Monroe in Southern VictoryEdit
Monroe fell to the United States in late 1943. General Irving Morrell used it as pivot to isolate Atlanta. First he defended, in place, from a counter-attack from the north and then wheeled around Atlanta rather than entering it.
The U.S. made use of Confederate Negroes as auxiliaries here. General Morrell was approached by two indignant women upset by blacks carrying guns. Morrell was completely unsympathetic to their complaints.
It was also the home base for the company led by Captain Hubert Rhodes. At the end of 1943, Rhodes was ordered to stage a raid due east to put the Confederate military off-balance and to demonstrate to the Confederate population that their Government could no longer protect them. He assembled command cars, half tracks and guerrilla-style pick-ups with machine guns in their beds for a lightning strike. His company shot up any vehicles on the road as they advanced and then shot up the towns of High Shoals, Good Hope and Apalachee. In between Good Hope and Apalachee, they encountered and destroyed a platoon of Mexican troops chasing black guerrillas. Past Apalachee, the company was stalled by a Confederate barrel which destroyed several U.S. vehicles before it, in turn, was destroyed by infantrymen with grenades.
Nevertheless, senior U.S. officers considered it such a success that they ordered a second raid with a larger force several weeks later. Sergeant Chester Martin was concerned when they once again headed east to High Shoals, Good Hope and Apalachee because the U.S. was repeating itself. His fears proved justified when the U.S. column was ambushed in a pine woods on the way to Apalachee. After fighting free, the U.S. forces took out their anger on Apalachee and then headed due east cross-country rather than following the road south-east. While in the open, they were attacked by Confederate Mules which halted them for an hour.
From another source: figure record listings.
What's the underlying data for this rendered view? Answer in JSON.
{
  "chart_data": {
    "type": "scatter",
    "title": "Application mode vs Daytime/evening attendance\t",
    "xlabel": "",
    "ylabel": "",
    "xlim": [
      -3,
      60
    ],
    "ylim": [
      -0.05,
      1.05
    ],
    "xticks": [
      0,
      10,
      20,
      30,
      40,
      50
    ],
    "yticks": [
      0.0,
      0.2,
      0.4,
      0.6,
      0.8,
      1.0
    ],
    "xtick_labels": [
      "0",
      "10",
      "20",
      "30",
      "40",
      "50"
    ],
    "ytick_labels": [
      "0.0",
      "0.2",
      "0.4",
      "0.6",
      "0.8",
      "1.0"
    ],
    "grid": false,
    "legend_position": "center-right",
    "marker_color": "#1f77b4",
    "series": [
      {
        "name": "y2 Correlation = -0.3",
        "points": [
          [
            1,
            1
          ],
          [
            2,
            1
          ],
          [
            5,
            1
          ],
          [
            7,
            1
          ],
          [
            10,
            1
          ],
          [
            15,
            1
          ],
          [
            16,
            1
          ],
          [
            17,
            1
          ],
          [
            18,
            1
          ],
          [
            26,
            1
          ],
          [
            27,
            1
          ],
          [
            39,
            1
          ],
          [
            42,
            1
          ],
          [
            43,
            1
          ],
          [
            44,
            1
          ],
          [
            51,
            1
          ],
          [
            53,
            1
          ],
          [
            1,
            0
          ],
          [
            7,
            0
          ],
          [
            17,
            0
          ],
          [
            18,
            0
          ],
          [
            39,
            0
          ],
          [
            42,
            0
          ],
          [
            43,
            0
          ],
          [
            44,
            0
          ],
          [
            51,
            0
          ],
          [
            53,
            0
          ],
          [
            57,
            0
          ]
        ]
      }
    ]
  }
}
However, after taking care of the wounded and burying the dead, Rhodes ordered the advance to continue and took a Confederate ambush by surprise from behind. The U.S. raid also destroyed the small towns of Stephens and Hutchings which guarded the approach to the much larger town of Lexington. Lexington caused more difficulties because the town militia had a couple of Great War three-inch field guns but they were unable to prevent the U.S. forces from heavily damaging the town.
While more expensive than the first raid, it was also deemed a success. As Lieutenant Boris Lavochkin cold bloodily explained "they paid more than we did and we can afford it better than they can".